Akibatnya pertama-tama permainan menjadi kacau-balau, karena para komentator dan reporter mambawa masuk semua komentar dan laporan permainan sebelumnya dan mereka masuk di dalam justru berkomentar dan melaporkan, bukannya bermain.
Demikian kata Gen. WPRA Amunggut Tabi dalam sambutan Upacara Perwira Tinggi TRWP menyambut pemberian hadiah “Freeom of Oxford” sebuah hadiah Kota Oxford kepada pembela Hak Asasli Manusia (HAM) di seluruh dunia. Kali ini akan diberikan kepada Sekretaris-Jenderal Dewam Musyawarah Masyarakat Adat Koteka (DEMMAK), sekaligus ketua United Liberation Movement for West Papua (ULMWP).
Gen. Tabi mengatakan bahwa persoalan yang dihadapi bangsa Papua saat ini, terutama pro-kontra dalam berbagai isu Papua Merdeka, terkait pembentukan West Papua Army (disingkat WPA) di bawah koordinasi atas hasil kerja Biro Pertahanan ULMWP terkait dengan dua hal.

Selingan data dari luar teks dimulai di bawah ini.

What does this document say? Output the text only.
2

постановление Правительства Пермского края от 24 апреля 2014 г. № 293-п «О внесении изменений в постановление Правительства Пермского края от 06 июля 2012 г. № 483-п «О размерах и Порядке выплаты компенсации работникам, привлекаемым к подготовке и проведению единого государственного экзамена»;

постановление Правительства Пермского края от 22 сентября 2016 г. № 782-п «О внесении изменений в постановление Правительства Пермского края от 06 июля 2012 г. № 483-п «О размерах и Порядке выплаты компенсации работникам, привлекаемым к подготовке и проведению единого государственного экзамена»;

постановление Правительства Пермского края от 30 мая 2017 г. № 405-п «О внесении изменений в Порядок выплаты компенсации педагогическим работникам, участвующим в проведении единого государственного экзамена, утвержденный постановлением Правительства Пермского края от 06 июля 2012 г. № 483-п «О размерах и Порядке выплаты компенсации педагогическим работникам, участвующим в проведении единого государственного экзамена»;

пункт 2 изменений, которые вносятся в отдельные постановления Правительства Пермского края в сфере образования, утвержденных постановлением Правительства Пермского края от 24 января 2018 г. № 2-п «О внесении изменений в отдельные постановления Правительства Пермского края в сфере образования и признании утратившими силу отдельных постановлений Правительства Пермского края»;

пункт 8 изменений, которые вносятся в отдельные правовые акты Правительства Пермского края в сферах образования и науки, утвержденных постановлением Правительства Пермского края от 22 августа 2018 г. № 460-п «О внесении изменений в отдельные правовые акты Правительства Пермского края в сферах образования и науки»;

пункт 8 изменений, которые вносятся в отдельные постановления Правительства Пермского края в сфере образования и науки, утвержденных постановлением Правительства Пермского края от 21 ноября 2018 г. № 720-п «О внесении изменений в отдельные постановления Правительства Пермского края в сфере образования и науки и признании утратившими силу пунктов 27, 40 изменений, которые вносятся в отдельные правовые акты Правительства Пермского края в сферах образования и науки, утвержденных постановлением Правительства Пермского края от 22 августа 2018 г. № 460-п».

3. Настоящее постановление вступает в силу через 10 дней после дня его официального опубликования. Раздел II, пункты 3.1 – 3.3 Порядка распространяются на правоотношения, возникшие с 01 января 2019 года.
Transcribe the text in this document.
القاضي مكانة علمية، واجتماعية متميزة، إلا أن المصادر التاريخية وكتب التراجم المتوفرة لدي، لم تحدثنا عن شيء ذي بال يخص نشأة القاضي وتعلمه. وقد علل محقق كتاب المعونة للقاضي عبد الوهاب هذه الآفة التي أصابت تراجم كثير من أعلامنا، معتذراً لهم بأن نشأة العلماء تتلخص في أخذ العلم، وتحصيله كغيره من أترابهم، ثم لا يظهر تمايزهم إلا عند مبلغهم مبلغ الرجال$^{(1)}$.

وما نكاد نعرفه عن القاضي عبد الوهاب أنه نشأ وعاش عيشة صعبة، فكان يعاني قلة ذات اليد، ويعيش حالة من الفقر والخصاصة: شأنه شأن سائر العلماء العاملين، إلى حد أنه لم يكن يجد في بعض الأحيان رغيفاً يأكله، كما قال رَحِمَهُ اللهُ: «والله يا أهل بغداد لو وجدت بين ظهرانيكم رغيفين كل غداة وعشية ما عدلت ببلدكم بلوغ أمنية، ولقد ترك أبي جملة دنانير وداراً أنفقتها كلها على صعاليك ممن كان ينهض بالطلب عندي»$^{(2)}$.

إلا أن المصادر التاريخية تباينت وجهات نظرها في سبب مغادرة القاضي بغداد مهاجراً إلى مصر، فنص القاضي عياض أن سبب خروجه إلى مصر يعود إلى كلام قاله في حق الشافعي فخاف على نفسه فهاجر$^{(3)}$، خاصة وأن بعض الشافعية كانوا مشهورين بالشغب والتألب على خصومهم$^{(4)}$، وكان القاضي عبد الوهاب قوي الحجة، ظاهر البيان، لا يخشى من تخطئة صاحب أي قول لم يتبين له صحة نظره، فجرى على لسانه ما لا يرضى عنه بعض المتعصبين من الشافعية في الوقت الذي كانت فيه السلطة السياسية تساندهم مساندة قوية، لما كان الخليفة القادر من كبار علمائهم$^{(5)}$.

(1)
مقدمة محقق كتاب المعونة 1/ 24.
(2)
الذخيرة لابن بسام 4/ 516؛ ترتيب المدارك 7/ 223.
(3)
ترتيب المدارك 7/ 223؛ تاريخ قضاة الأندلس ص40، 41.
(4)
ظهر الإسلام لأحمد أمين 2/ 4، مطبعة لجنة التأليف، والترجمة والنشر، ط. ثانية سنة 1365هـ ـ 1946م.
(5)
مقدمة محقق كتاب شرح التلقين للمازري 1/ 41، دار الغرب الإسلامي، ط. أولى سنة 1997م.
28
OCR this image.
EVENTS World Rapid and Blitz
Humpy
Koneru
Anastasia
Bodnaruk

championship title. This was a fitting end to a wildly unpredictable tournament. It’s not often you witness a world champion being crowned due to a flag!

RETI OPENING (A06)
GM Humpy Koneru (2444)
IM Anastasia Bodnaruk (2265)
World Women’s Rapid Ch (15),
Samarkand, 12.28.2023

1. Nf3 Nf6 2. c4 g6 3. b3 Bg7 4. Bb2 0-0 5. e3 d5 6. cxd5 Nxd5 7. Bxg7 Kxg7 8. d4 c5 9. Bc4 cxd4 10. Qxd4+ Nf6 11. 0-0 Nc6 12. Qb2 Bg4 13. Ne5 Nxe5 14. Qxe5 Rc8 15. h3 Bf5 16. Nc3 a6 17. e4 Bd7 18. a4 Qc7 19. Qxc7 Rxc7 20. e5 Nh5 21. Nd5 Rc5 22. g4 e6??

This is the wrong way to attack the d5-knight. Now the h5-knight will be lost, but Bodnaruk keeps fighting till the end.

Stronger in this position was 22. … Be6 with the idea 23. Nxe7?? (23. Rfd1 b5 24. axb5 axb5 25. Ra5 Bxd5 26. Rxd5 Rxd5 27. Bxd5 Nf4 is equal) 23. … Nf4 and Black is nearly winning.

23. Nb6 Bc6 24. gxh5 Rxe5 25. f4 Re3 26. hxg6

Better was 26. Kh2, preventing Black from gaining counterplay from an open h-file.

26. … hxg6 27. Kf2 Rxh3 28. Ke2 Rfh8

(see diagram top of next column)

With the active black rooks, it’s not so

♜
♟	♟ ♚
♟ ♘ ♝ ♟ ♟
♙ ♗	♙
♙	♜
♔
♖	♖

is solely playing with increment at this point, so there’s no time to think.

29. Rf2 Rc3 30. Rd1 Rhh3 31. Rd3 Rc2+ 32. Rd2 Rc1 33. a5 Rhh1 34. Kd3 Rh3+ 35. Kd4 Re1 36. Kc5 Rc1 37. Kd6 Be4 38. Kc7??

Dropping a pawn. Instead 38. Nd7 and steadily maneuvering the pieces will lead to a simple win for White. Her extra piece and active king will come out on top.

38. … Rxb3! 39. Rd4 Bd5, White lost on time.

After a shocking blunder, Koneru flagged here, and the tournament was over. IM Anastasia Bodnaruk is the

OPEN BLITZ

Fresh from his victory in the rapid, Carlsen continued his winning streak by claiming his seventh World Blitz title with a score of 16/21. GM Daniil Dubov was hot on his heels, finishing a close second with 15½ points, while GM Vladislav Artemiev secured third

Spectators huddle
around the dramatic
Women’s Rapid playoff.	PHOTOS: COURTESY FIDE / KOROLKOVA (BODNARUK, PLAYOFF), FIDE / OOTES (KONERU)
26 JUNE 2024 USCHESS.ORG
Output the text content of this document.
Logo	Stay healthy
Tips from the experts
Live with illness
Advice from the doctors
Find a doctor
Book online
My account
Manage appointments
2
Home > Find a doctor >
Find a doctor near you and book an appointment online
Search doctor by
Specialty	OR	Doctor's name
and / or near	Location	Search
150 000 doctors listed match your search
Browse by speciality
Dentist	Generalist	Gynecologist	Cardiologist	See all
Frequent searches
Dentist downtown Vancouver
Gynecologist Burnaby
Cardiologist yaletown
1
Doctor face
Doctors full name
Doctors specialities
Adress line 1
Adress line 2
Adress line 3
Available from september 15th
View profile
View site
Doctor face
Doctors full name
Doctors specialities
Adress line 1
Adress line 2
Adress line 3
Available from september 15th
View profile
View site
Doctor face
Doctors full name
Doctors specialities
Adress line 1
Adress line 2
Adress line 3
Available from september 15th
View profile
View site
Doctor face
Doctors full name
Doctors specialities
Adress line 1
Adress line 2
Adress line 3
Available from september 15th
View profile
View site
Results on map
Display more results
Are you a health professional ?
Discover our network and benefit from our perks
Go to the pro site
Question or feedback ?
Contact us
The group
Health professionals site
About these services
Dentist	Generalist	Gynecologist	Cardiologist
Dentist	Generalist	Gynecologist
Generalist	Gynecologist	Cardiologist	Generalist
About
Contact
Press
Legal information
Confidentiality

Yang pertama, dan terutama karena saat ini para pemain, para komentator dan para reporter sama-sama masuk lapangan dan bermain, sehingga para komentator tetap berkomentar sambil bermain, para reporter juga tetap melaporkan sambil bermain. Bahkan sebelum main juga sudah dikomentari dan dilaporkan.
Persoalan kedua ialah karena bangsa Papua tidak memiliki sikap kriteria yang jelas tentang siapa yang mereka anggap sebagai pemimpin Papua Merdeka. Bahkan para penonton-pun bisa tiba-tiba mengkleim diri pemimpin dan tiba-tiba juga bangsa Papua bisa mengakuinya sebagai pemimpin Papua Merdeka. Sama saja dengan banyak Sinode Gereja Kristen yang sudah menjamur di Tanah Papua, banyak Sinode minta uang ke Lukas Enembe dan Klemen Tinal. Sekarang juga banyak Sinode yang dulunya satu sudah terbagi menjadi beberapa Ketua Sinode. Dan semuanya dianggap sah dan dianggap oleh orang Papua sebagai pemimpin gereja. Fenomena yang sama terjadi dalam kepemimpinan Papua Merdeka.
Bayangkan saja, pemain Persipura Boas Solossa dan kawan-kawan bermain di lapangan, tetapi tiba-tiba menejer Benhur Tomy Mano, pelatih Jacson F. Tiago, supporter John Tabo dan Befa Jigibalom serta reporter Victor Mambor juga ikut masuk bermain menggunakan seragam Persipura, dengan nomor punggung yang mereka cetak masing-masing.
Banyakan lagi saja kalua lebih parah lagi, penonton yang ada di luar juga ikut meramaikan, dan ikut berkomentar dan ikut memihak kepada Persipura, yang isinya pada menejer, pelatih, penonton dan reporter.
Dalam semua hal, dalam banyak hal, permainan seperti ini tidak pernah terjadi. Guru Taman Kanak-Kanak Saja, majelis jemaat di kampung saja, harus-lah dipilih dan ditugaskan berdasarkan kriteria-kriteria tertentu, yang kebanyakan tidak mudah dipenuhi oleh banyak orang.
Apalagi para tokoh dan pemimpin Papua Merdeka? Tahukah Anda apa kriteria kita mengakui seseorang sebagai
- pejuang Papua Merdeka
- aktivis Papua Merdeka
- tokoh Papua Merdeka
- pemimpin Papua Merdeka
- pendukung Papua Merdeka?
- simpatisan Papua Merdeka?
- reporter Papua Merdeka?
- konseptor Papua Merdeka?
- mentor Papua Merdeka?
Semua kelompok ini memiliki kriteria tertentu! Dan kriteria itu tentu saja didasari dengan latar-belakang pendidikan, pengalaman dan dedikasi yang telah terbukti dalam kehidupan ini.
Sekarang, apa yang terjadi saat komentator dan reporter ikut bermain menggunakan nomor kesebelasan sendiri? Siapa yang bermain, siapa yang melaporkan, siapa yang mengomentari?
Komentator dan reporter bukanlah pemain. Dan siapa saja yang menganggap komentator dan reporter sebagai pemain ialah manusia yang paling tersesat di dunia, yang hidupnya akan terkatung-katung, seperti air di daun talas. Dia akan muncul menyalahkan dan menggosip, akan keluar membela dan membenarkan, akan terlibat seperti pahlawan di siang bolong.